The NSW government's new hydrogen strategy has identified Wagga as a potential site for production, distribution and industrial use of the cutting-edge energy source that promises zero carbon emissions.
The legislation enabling funds for the strategy was approved by NSW Parliament on Friday with the aim of stimulating more than $80 billion in private investment and 10,000 jobs across the state in the new form of energy.
The strategy's main focus was on $70 million to develop hydrogen hubs in the Illawarra and Hunter regions.
However, Wagga's leaders have said the city has the ability to attract new jobs and businesses though developing hydrogen to supply energy to industrial users and fuel for transport.

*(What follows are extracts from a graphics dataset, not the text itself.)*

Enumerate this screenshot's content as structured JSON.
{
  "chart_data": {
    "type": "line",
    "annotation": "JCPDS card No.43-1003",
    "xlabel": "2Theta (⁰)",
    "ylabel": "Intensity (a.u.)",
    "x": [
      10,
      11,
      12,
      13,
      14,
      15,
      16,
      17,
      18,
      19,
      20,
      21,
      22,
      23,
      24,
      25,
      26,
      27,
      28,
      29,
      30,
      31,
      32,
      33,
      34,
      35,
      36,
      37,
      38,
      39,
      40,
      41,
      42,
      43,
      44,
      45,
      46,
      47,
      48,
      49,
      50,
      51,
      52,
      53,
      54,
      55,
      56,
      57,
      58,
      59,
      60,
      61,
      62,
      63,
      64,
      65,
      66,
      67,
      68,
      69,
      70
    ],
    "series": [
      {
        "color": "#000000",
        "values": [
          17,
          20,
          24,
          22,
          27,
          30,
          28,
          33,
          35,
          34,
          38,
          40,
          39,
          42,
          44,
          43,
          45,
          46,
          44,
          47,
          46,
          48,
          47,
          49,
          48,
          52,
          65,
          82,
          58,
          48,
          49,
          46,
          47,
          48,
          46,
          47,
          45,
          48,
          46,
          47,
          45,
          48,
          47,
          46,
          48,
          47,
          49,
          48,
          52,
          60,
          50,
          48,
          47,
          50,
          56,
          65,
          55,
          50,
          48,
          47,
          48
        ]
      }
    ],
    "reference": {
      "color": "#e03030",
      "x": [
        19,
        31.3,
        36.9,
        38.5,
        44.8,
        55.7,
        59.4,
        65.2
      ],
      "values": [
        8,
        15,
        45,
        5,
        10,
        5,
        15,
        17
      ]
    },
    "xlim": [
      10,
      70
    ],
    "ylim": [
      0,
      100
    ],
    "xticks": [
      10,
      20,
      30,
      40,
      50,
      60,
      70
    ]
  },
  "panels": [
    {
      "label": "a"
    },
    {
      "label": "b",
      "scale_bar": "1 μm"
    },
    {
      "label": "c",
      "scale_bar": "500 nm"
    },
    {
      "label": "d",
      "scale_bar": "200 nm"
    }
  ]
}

The strategy also listed Wagga as a potential hydrogen hub due to the city's location near freight rail, high-voltage transmission lines, renewable energy and waste water treatment plants as a potential source for hydrogen gas.
Wagga mayor Greg Conkey said the city was ideally placed for hydrogen.

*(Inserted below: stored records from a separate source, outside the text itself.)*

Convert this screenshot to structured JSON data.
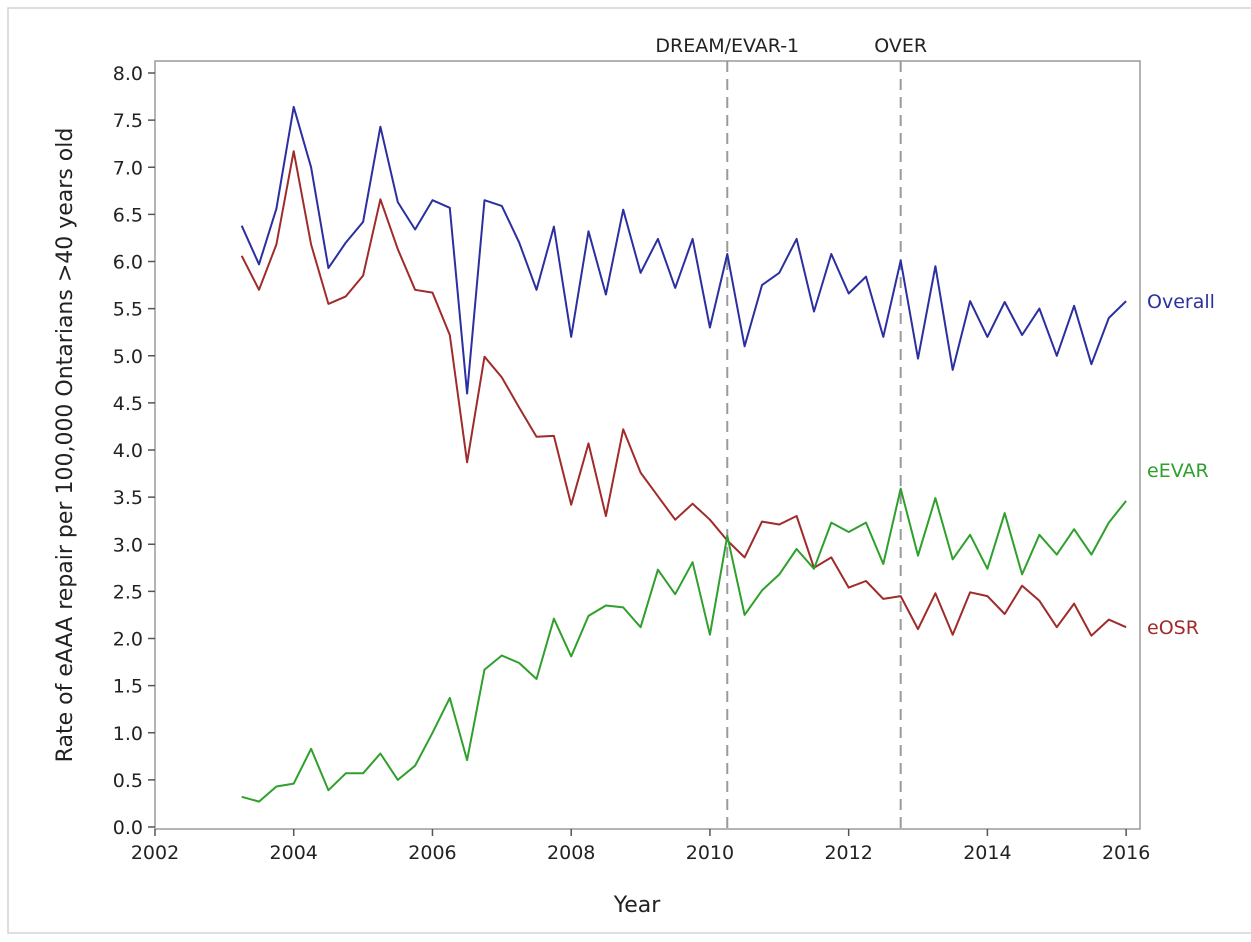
{
  "chart_data": {
    "type": "line",
    "title": "",
    "xlabel": "Year",
    "ylabel": "Rate of eAAA repair per 100,000 Ontarians >40 years old",
    "xlim": [
      2002,
      2016.2
    ],
    "ylim": [
      0,
      8.0
    ],
    "x_ticks": [
      2002,
      2004,
      2006,
      2008,
      2010,
      2012,
      2014,
      2016
    ],
    "y_ticks": [
      "0.0",
      "0.5",
      "1.0",
      "1.5",
      "2.0",
      "2.5",
      "3.0",
      "3.5",
      "4.0",
      "4.5",
      "5.0",
      "5.5",
      "6.0",
      "6.5",
      "7.0",
      "7.5",
      "8.0"
    ],
    "grid": false,
    "legend": "inline labels at right end of each series",
    "reference_lines": [
      {
        "x": 2010.25,
        "label": "DREAM/EVAR-1",
        "style": "dashed"
      },
      {
        "x": 2012.75,
        "label": "OVER",
        "style": "dashed"
      }
    ],
    "x": [
      2003.25,
      2003.5,
      2003.75,
      2004.0,
      2004.25,
      2004.5,
      2004.75,
      2005.0,
      2005.25,
      2005.5,
      2005.75,
      2006.0,
      2006.25,
      2006.5,
      2006.75,
      2007.0,
      2007.25,
      2007.5,
      2007.75,
      2008.0,
      2008.25,
      2008.5,
      2008.75,
      2009.0,
      2009.25,
      2009.5,
      2009.75,
      2010.0,
      2010.25,
      2010.5,
      2010.75,
      2011.0,
      2011.25,
      2011.5,
      2011.75,
      2012.0,
      2012.25,
      2012.5,
      2012.75,
      2013.0,
      2013.25,
      2013.5,
      2013.75,
      2014.0,
      2014.25,
      2014.5,
      2014.75,
      2015.0,
      2015.25,
      2015.5,
      2015.75,
      2016.0
    ],
    "series": [
      {
        "name": "Overall",
        "color": "#2b2fa0",
        "values": [
          6.38,
          5.97,
          6.56,
          7.64,
          7.0,
          5.93,
          6.2,
          6.42,
          7.43,
          6.63,
          6.34,
          6.65,
          6.57,
          4.6,
          6.65,
          6.59,
          6.2,
          5.7,
          6.37,
          5.2,
          6.32,
          5.65,
          6.55,
          5.88,
          6.24,
          5.72,
          6.24,
          5.3,
          6.08,
          5.1,
          5.75,
          5.88,
          6.24,
          5.47,
          6.08,
          5.66,
          5.84,
          5.2,
          6.01,
          4.97,
          5.95,
          4.85,
          5.58,
          5.2,
          5.57,
          5.22,
          5.5,
          5.0,
          5.53,
          4.91,
          5.4,
          5.58
        ]
      },
      {
        "name": "eOSR",
        "color": "#a02b2b",
        "values": [
          6.06,
          5.7,
          6.18,
          7.17,
          6.18,
          5.55,
          5.63,
          5.85,
          6.66,
          6.13,
          5.7,
          5.67,
          5.22,
          3.87,
          4.99,
          4.77,
          4.45,
          4.14,
          4.15,
          3.42,
          4.07,
          3.3,
          4.22,
          3.76,
          3.51,
          3.26,
          3.43,
          3.26,
          3.04,
          2.86,
          3.24,
          3.21,
          3.3,
          2.75,
          2.86,
          2.54,
          2.61,
          2.42,
          2.45,
          2.1,
          2.48,
          2.04,
          2.49,
          2.45,
          2.26,
          2.56,
          2.4,
          2.12,
          2.37,
          2.03,
          2.2,
          2.12
        ]
      },
      {
        "name": "eEVAR",
        "color": "#2ea02b",
        "values": [
          0.32,
          0.27,
          0.43,
          0.46,
          0.83,
          0.39,
          0.57,
          0.57,
          0.78,
          0.5,
          0.65,
          1.0,
          1.37,
          0.71,
          1.67,
          1.82,
          1.74,
          1.57,
          2.21,
          1.81,
          2.24,
          2.35,
          2.33,
          2.12,
          2.73,
          2.47,
          2.81,
          2.04,
          3.09,
          2.25,
          2.51,
          2.68,
          2.95,
          2.74,
          3.23,
          3.13,
          3.23,
          2.79,
          3.59,
          2.88,
          3.49,
          2.84,
          3.1,
          2.74,
          3.33,
          2.68,
          3.1,
          2.89,
          3.16,
          2.89,
          3.23,
          3.46
        ]
      }
    ]
  }
}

"Energy is a major component of this and Wagga is ideally situated, being the electricity transmission hub for southern Australia with power coming in from Snowy 2.0 and going out to South Australia and tapping into all the solar farms," Cr Conkey said.
"The Energy Minister Matt Kean months ago said Wagga had the potential of becoming the Hunter Valley of southern Australia ... it's the energy of the future, I'm sure."
The hydrogen strategy called for the government to fund a 100 per cent hydrogen reticulation gas pipeline in the Wagga special activation precinct through the $4.2 billion Snowy Hydro Legacy Fund.
"The Regional Growth NSW Development Corporation has already committed to funding a hydrogen reticulation network to supply industrial customers in the Wagga precinct," the strategy stated.
Reticulation networks use low-pressure pipelines to service particular areas, such as the special activation precinct at Bomen that will use streamlined planning approvals to attract new industrial businesses.
Committee 4 Wagga chief executive Brett Somerville said hydrogen was a clean energy source for the national plan to reach net zero carbon emissions.
"It's a great opportunity for Wagga to be part of the future," he said.
"We're a greenfield site, so it's quite easy for the storage and logistics side of hydrogen to be established in Wagga.
"Being halfway between Sydney and Melbourne and on the way to Adelaide means Wagga is a great location for the storage of hydrogen, which has to be treated specially when it is transported, and the rail line will be a significant part in that."